Sparking meaningful conversations is of increasing importance to Tinder, which averages an estimated 50 million monthly users who generate more than 1 billion swipes per day. But according to a recent survey of nearly 4,000 college students by LendEDU, more than 70% say they never meet their Tinder matches in real life, while an ABODO poll of college-age millennials found that 34% use Tinder merely for entertainment. 

With a longstanding reputation as a “hookup app,” Tinder also faces competition from dating apps such as Hinge and Bumble that are seemingly more relationship-focused. Unlike Tinder, both feature a variety of question prompts displayed on dating profiles, which help users get to better know potential matches before they swipe right or left. 

Through “Swipe Night,” “we’re providing users with an opportunity to explore their own spontaneity and truth: With three hours left to live, would you get some food or a first-aid kit, and what does that say about you?” says series director Karena Evans, 23, whose credits include Drake’s “Nice for What” and “God’s Plan” music videos.

As a Gen Z-er who has used Tinder herself, Evans understands some skepticism that her peers will engage with a story-driven game on a dating app. 

“When anything is new, there’s always that worry it might not land,” Evans says. “A project like this has a massive opportunity to impact, shift or even curate culture, being the first of its kind. It can come across cheesy, but if you do it in an authentic way – in the way we worked hard to do this season – it doesn’t come across that way.” 

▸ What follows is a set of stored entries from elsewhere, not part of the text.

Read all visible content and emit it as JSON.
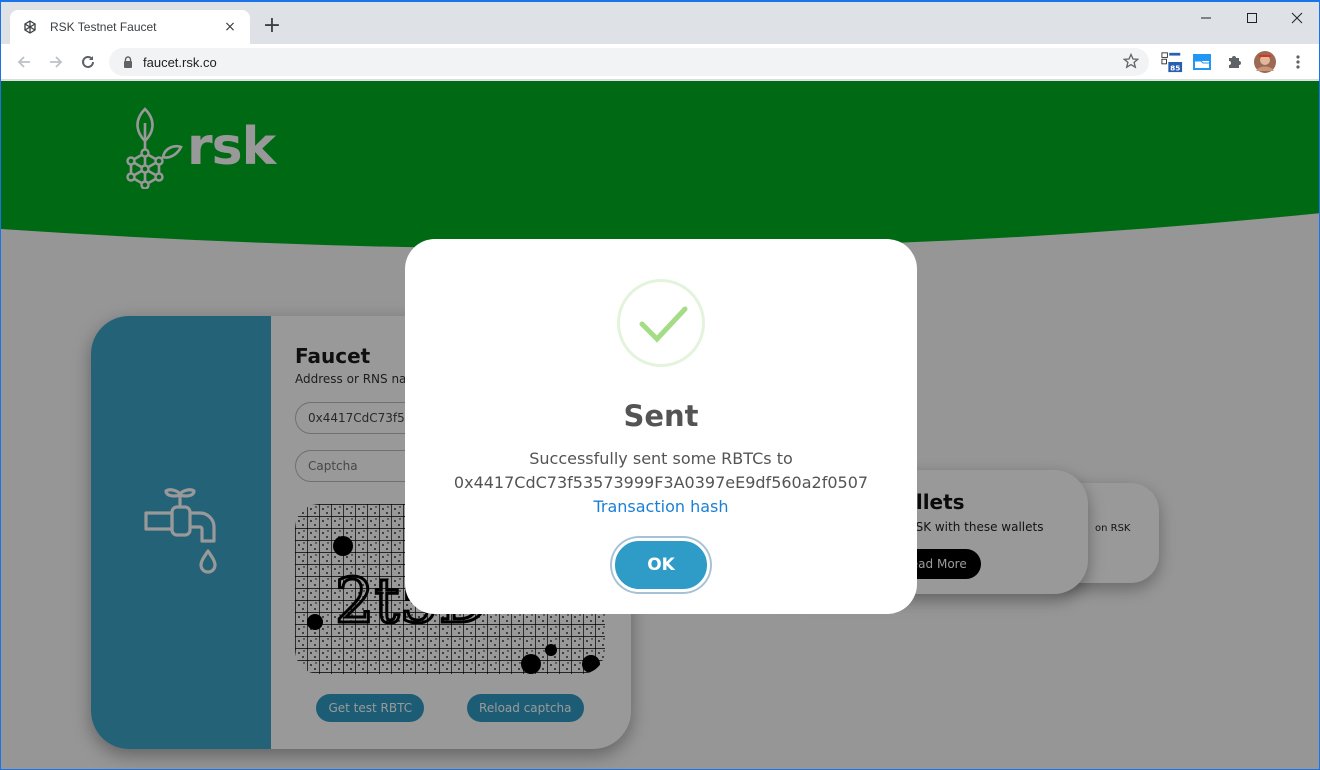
{
  "browser": {
    "tab_title": "RSK Testnet Faucet",
    "tab_close": "×",
    "new_tab": "+",
    "url": "faucet.rsk.co",
    "extension_badge": "85",
    "window_controls": {
      "minimize": "—",
      "maximize": "□",
      "close": "✕"
    }
  },
  "colors": {
    "brand_green": "#00A81A",
    "teal": "#3CA3C9",
    "button_teal": "#2F9BC4",
    "success_green": "#a5dc86",
    "link_blue": "#1a7fd6"
  },
  "header": {
    "logo_text": "rsk"
  },
  "faucet": {
    "title": "Faucet",
    "subtitle": "Address or RNS name",
    "address_value": "0x4417CdC73f53573999F3A0397eE9df560a2f0507",
    "captcha_placeholder": "Captcha",
    "captcha_text": "2t5D",
    "get_button": "Get test RBTC",
    "reload_button": "Reload captcha"
  },
  "wallets": {
    "title": "Wallets",
    "subtitle": "Use RSK with these wallets",
    "button": "Read More",
    "back_card_text": "on RSK"
  },
  "modal": {
    "title": "Sent",
    "message": "Successfully sent some RBTCs to",
    "address": "0x4417CdC73f53573999F3A0397eE9df560a2f0507",
    "link": "Transaction hash",
    "ok_button": "OK"
  }
}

“Swipe Night” will be available to all users on Tinder during a six-hour window on four consecutive Sunday nights, which research has found is the most active period, Miller says. 

“Tinder is always best when everyone is on it at the same time: Your messages are being replied to faster, your swipe-rights are turning into matches faster,” Miller says. “So for us, that six-to-midnight window was like, ‘If you miss this, you’re not going to be able to experience this episode again, so you need to be here for it.’ That sharp call to action is pretty powerful.”